Setelah pamit dari rumah Bu Asri, di dalam mobil, Adam menceritakan semuanya pada mamanya.
Mama Adam terkejut dan melirik ke arah rumah di sampingnya itu. "Kamu yakin suaminya yang ada di rekaman CCTV itu?" tanya Mama Adam.
Adam lalu menjelaskan bahwa pria itu entah kenapa cukup lalai dan membiarkan dagunya terlihat sedikit. Untuk cara berjalan yang sesuai di rekaman CCTV, Adam tidak sengaja melihat cara berjalan Mas Arga yang mirip sekali dengan pria ber-hoodie di rekaman CCTV itu. Hanya sebentar, mungkin sekian detik, tapi menunjukkan cara berjalan yang sama persis. Mungkin Mas Arga tiba-tiba sadar, dan pria itu kembali berjalan seperti biasa.

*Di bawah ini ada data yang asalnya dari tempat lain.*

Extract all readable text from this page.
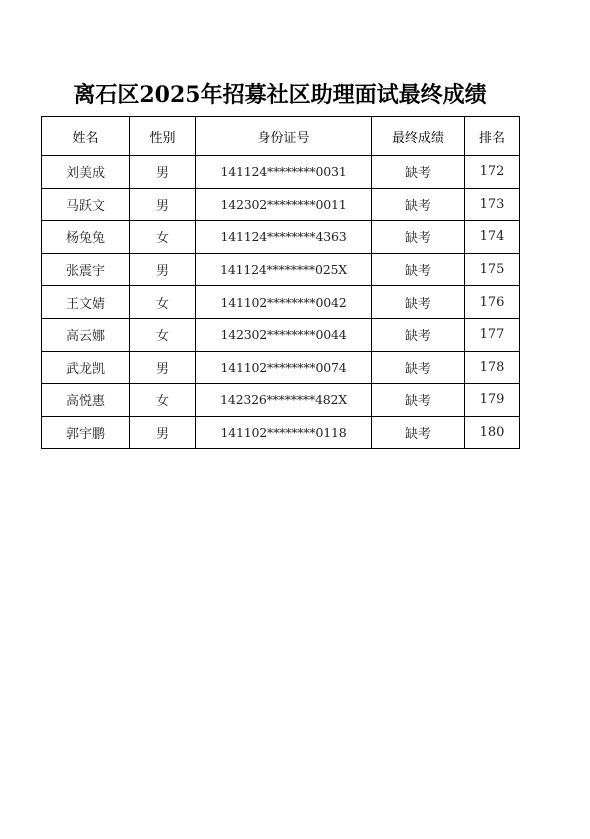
离石区2025年招募社区助理面试最终成绩
姓名	性别	身份证号	最终成绩	排名
刘美成	男	141124********0031	缺考	172
马跃文	男	142302********0011	缺考	173
杨兔兔	女	141124********4363	缺考	174
张震宇	男	141124********025X	缺考	175
王文婧	女	141102********0042	缺考	176
高云娜	女	142302********0044	缺考	177
武龙凯	男	141102********0074	缺考	178
高悦惠	女	142326********482X	缺考	179
郭宇鹏	男	141102********0118	缺考	180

"Dari dagunya, mirip banget, Ma. Fitur wajah Mas Arga itu cukup unik dan sedikit berbeda dari kebanyakan pria Indonesia."
"Terus sekarang kamu mau apa, Dam? Jangan aneh-aneh. Mama hafal betul kalau kamu pasti pengen melakukan sesuatu," kata Mama Adam khawatir.

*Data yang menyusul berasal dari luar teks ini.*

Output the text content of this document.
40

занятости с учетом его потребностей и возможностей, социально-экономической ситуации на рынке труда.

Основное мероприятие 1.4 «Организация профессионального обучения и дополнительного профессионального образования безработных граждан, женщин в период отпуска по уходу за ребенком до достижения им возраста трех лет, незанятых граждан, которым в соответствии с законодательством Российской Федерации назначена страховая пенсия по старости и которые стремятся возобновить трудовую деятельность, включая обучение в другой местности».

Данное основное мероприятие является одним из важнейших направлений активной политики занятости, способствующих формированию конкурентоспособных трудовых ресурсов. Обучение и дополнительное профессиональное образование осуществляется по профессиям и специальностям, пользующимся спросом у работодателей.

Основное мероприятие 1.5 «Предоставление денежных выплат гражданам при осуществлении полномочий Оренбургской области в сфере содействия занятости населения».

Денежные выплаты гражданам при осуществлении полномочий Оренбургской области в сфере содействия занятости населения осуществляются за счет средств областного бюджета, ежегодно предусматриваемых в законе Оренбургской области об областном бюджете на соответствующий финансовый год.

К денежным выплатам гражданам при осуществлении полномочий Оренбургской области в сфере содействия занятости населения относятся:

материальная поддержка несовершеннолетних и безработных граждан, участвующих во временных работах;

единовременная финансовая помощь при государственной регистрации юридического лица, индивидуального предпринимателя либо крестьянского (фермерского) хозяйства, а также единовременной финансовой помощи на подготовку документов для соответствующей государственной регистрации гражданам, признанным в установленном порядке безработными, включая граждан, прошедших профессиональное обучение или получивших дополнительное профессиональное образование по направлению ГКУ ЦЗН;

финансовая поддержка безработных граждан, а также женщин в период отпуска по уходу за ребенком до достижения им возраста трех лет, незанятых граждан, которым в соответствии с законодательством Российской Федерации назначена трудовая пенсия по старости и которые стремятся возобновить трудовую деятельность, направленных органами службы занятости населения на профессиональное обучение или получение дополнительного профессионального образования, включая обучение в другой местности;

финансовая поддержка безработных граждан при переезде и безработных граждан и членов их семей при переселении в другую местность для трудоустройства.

Adam mengangguk kecil. "Adam mau tanya ke istrinya, Ma. Bu Asri bersaksi kalau suaminya ada di rumah dalam rentang waktu Tante Sandrina meninggal. Tapi, kayak yang kita lihat tadi, Bu Asri kelihatan ketakutan bahkan itu cuma telepon dari Mas Arga."
Mama Adam berpikir sebentar. "Itu acara ulang tahun anaknya, Adam. Jangan pernah berpikir untuk membuat Bu Asri nggak menikmati hari lahir anaknya dengan kamu membeberkan apa pun itu."
Adam terdiam. Ia tidak mau menjadi perusak suasana. "Tapi, istrinya berhak tahu kalau suaminya bukanlah orang yang baik. Apalagi kali ini Mbak Tantri juga dilibatkan. Jangan sampai ada kasus Tante Sandrina yang terulang lagi, Ma. Cukup Adam aja yang merasa bersalah empat tahun yang lalu."
Mamanya setuju soal itu. Tapi, beliau menyarankan agar Adam menceritakan pada Bu Asri saat Mas Arga atau anak mereka sedang tidak berada di rumah. Keesokan harinya, Adam menelepon Bu Asri dan berkata ada sedikit hadiah untuk Zahra dan anak bungsunya. Adam membawakan cookies choco chip.
"Aduh, makasih banget," sahut Bu Asri.
Hari itu Selasa pagi. Anak-anak Bu Asri dan Mas Arga sedang bersekolah. Dan Mas Arga sudah berangkat ke Perpustakaan Lentera.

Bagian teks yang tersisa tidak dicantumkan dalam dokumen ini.